MATERIALS AND METHODS

This was a retrospective study conducted at a single tertiary care center. The colectomy- and proctectomy-targeted NSQIP database from January 2011 to July 2016 was used to perform a semiautomated reclassification (SAR) of all colectomy and proctectomy cases performed by colorectal surgeons. The primary outcome was the difference in perioperative SSI rates by case classification method.

RESULTS

Thousand sixty-three patients underwent a colectomy or proctectomy during the study period with a mean age of 55.7 (SD = 16.7) years. Use of the NSQIP classification scheme resulted in 849 colectomy and 214 proctectomy cases. Use of the SAR method resulted in 650 colectomy cases and 413 proctectomy cases (P < 0.001), a 23.4% reclassification of colectomy cases. The group of cases classified as colectomy by SAR had a lower rate of deep/organ space infections than those classified as colectomy by NSQIP (4.5% versus 7.1%, P = 0.034).

CONCLUSIONS

These findings highlight the challenges of CPT code-based patient classification and subsequent outcomes analysis. Expanding the CPT system to more accurately represent colorectal operations would allow for more representative reported outcomes, thus enabling benchmarking and quality improvement.

摘要

背景

结肠和直肠手术的现行操作术语 (CPT) 缺乏操作细节,且分类错误率未知。然而,它们被用于绩效衡量,例如手术部位感染 (SSI)。本研究的目的是确定美国外科医师学会国家手术质量改进计划 (NSQIP) 的提取方法是否能准确分类结直肠手术类型,以及由此扩展的报告 SSI 率。

材料和方法

这是一项在一家三级保健中心进行的回顾性研究。使用 2011 年 1 月至 2016 年 7 月的结直肠手术靶向 NSQIP 数据库,对所有由结直肠外科医生实施的结直肠切除术和直肠切除术病例进行半自动重新分类 (SAR)。
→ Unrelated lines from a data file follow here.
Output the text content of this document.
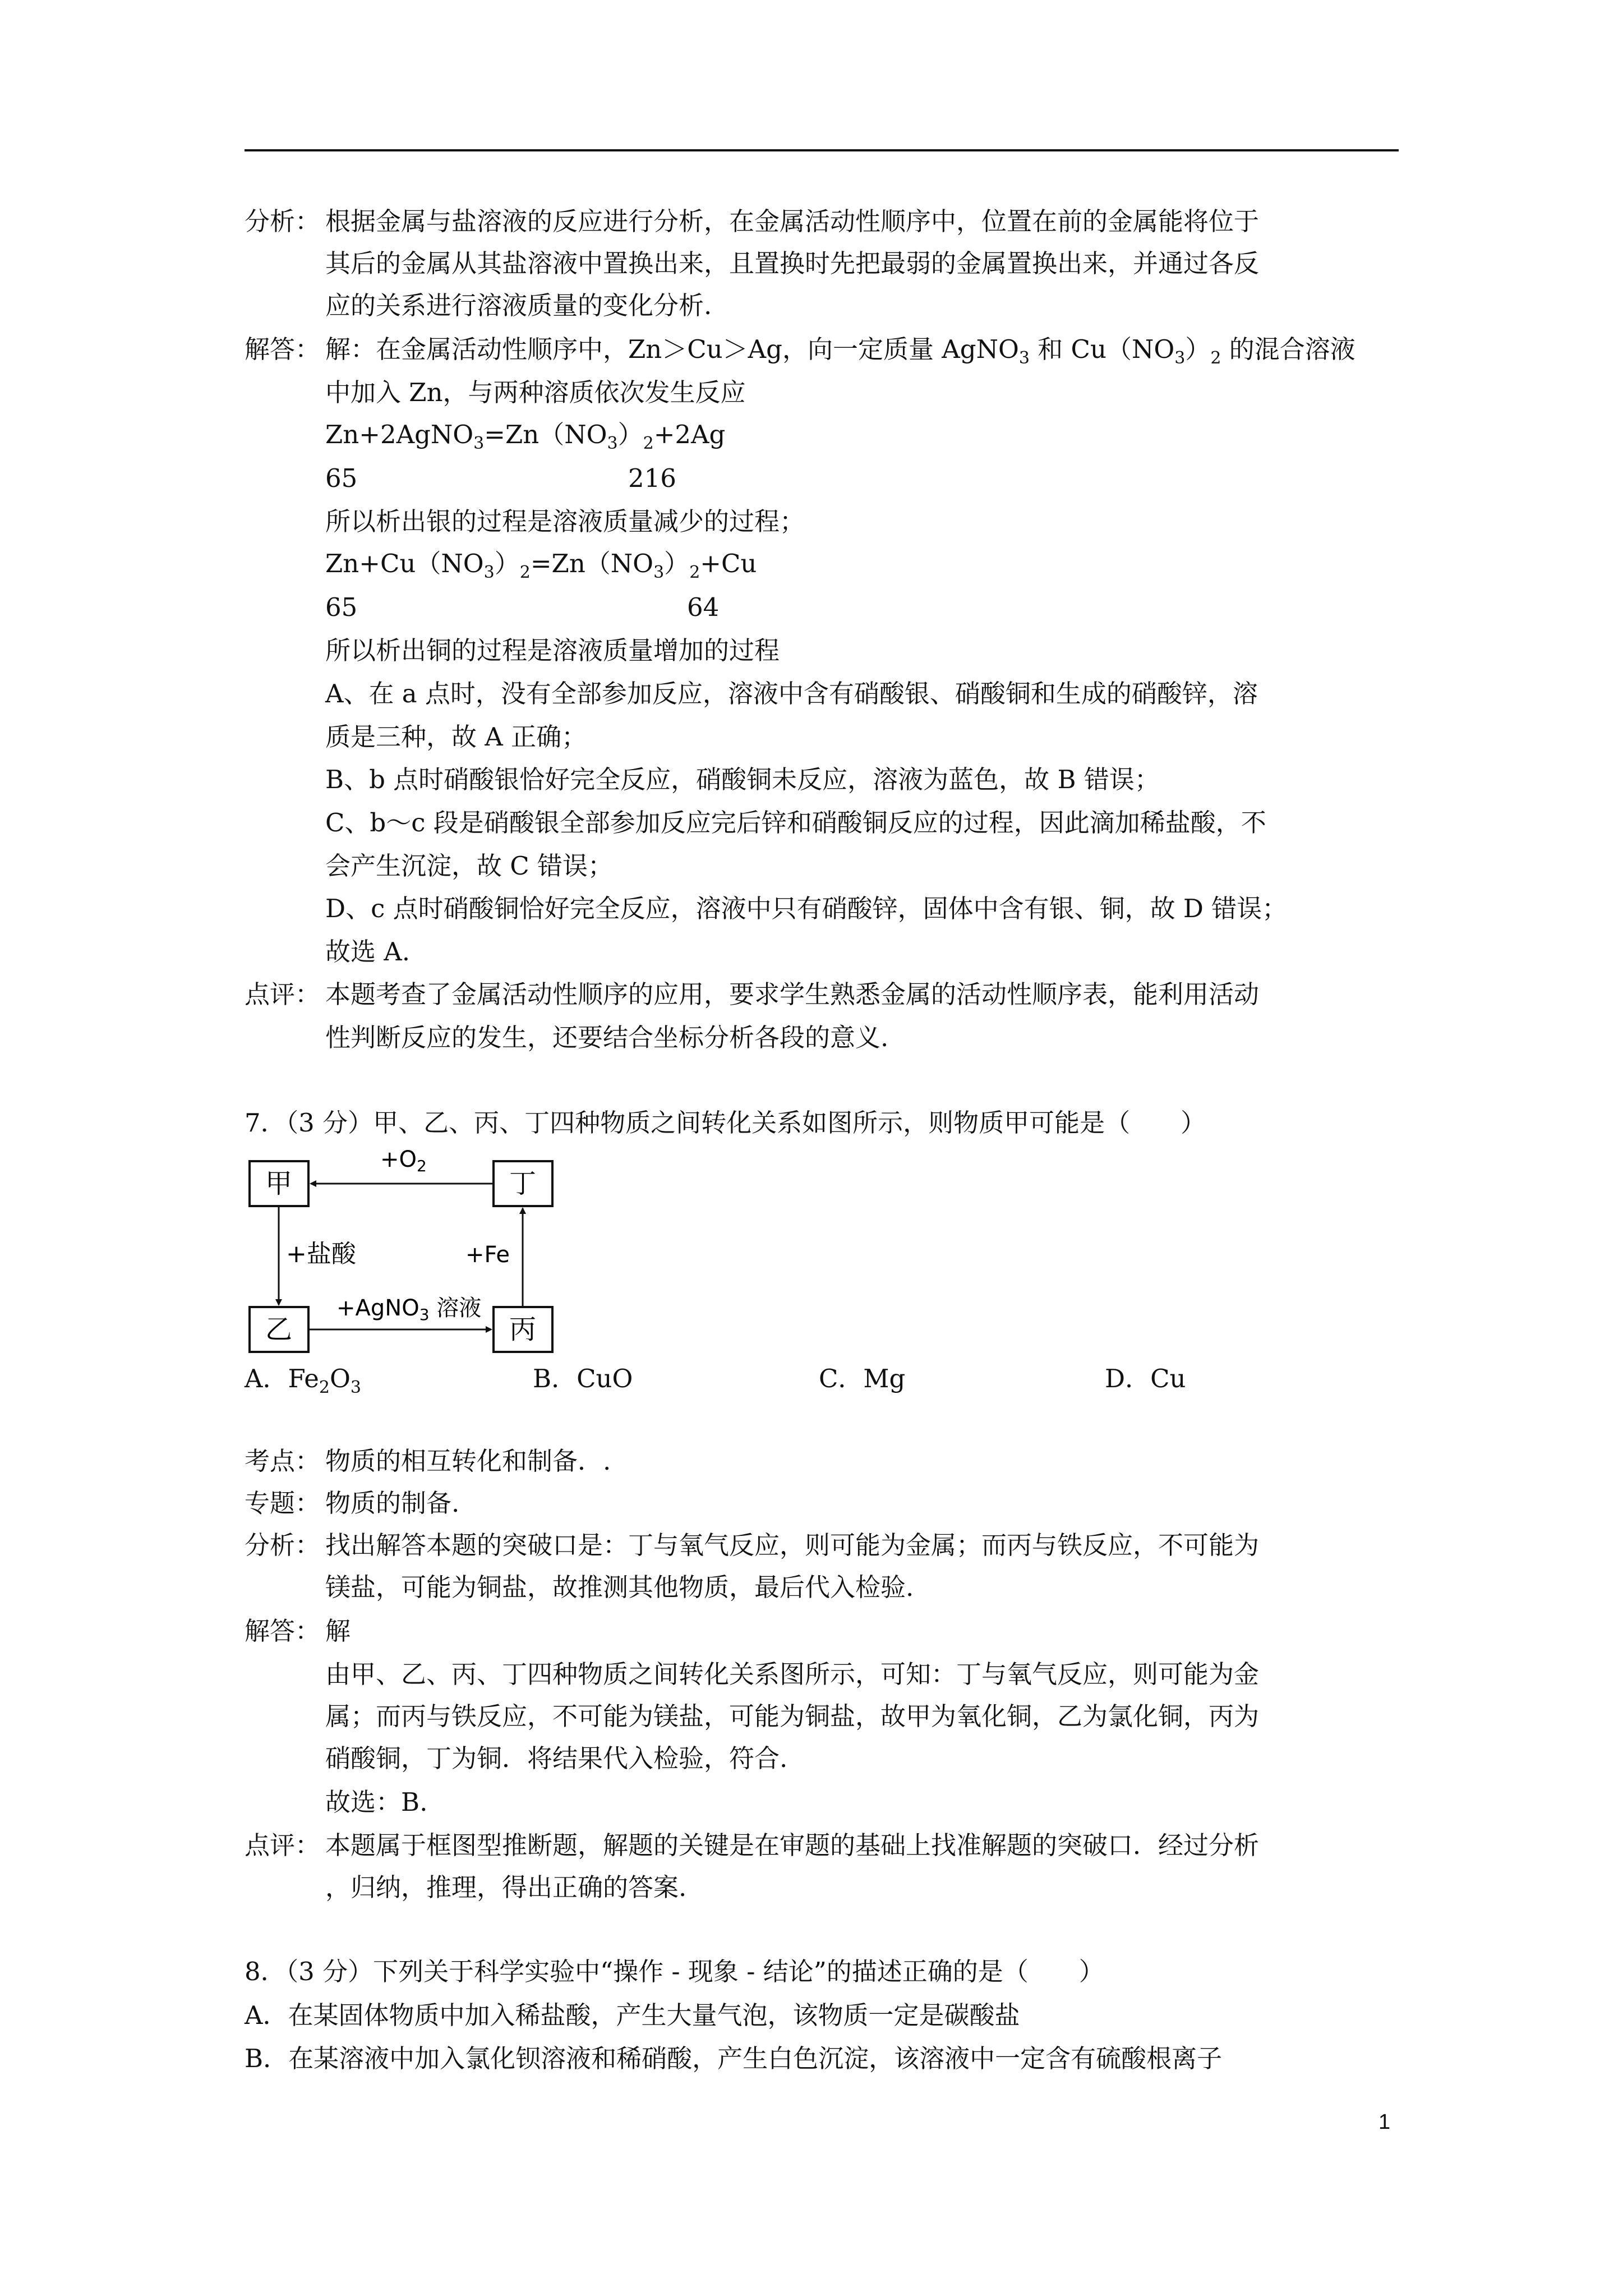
分析： 根据金属与盐溶液的反应进行分析，在金属活动性顺序中，位置在前的金属能将位于
其后的金属从其盐溶液中置换出来，且置换时先把最弱的金属置换出来，并通过各反
应的关系进行溶液质量的变化分析.
解答： 解：在金属活动性顺序中，Zn＞Cu＞Ag，向一定质量 AgNO$_3$ 和 $Cu(NO_3)_2$ 的混合溶液
中加入 Zn，与两种溶质依次发生反应
$Zn+2AgNO_3=Zn(NO_3)_2+2Ag$
65	216
所以析出银的过程是溶液质量减少的过程；
$Zn+Cu(NO_3)_2=Zn(NO_3)_2+Cu$
65	64
所以析出铜的过程是溶液质量增加的过程
A、在 a 点时，没有全部参加反应，溶液中含有硝酸银、硝酸铜和生成的硝酸锌，溶
质是三种，故 A 正确；
B、b 点时硝酸银恰好完全反应，硝酸铜未反应，溶液为蓝色，故 B 错误；
C、b～c 段是硝酸银全部参加反应完后锌和硝酸铜反应的过程，因此滴加稀盐酸，不
会产生沉淀，故 C 错误；
D、c 点时硝酸铜恰好完全反应，溶液中只有硝酸锌，固体中含有银、铜，故 D 错误；
故选 A.
点评： 本题考查了金属活动性顺序的应用，要求学生熟悉金属的活动性顺序表，能利用活动
性判断反应的发生，还要结合坐标分析各段的意义.
7．（3 分）甲、乙、丙、丁四种物质之间转化关系如图所示，则物质甲可能是（　　）
甲	丁
乙	丙
$+O_2$
+盐酸	+Fe
+AgNO$_3$ 溶液
A．$Fe_2O_3$	B．CuO	C．Mg	D．Cu
考点： 物质的相互转化和制备．.
专题： 物质的制备.
分析： 找出解答本题的突破口是：丁与氧气反应，则可能为金属；而丙与铁反应，不可能为
镁盐，可能为铜盐，故推测其他物质，最后代入检验.
解答： 解
由甲、乙、丙、丁四种物质之间转化关系图所示，可知：丁与氧气反应，则可能为金
属；而丙与铁反应，不可能为镁盐，可能为铜盐，故甲为氧化铜，乙为氯化铜，丙为
硝酸铜，丁为铜．将结果代入检验，符合.
故选：B.
点评： 本题属于框图型推断题，解题的关键是在审题的基础上找准解题的突破口．经过分析
，归纳，推理，得出正确的答案.
8．（3 分）下列关于科学实验中“操作 - 现象 - 结论”的描述正确的是（　　）
A．在某固体物质中加入稀盐酸，产生大量气泡，该物质一定是碳酸盐
B．在某溶液中加入氯化钡溶液和稀硝酸，产生白色沉淀，该溶液中一定含有硫酸根离子
1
主要结局是两种病例分类方法的围手术期 SSI 率差异。

结果

研究期间,1063 例患者接受了结直肠切除术,平均年龄为 55.7(SD=16.7)岁。使用 NSQIP 分类方案导致 849 例结直肠切除术和 214 例直肠切除术。使用 SAR 方法导致 650 例结直肠切除术和 413 例直肠切除术病例(P<0.001),结直肠切除术病例的重新分类率为 23.4%。SAR 方法分类为结直肠切除术的病例中,深部/器官间隙感染的发生率低于 NSQIP 分类为结直肠切除术的病例(4.5%对 7.1%,P=0.034)。

结论

这些发现强调了基于 CPT 代码的患者分类和随后的结果分析的挑战。扩大 CPT 系统以更准确地代表结直肠手术,将允许更具代表性的报告结果,从而实现基准测试和质量改进。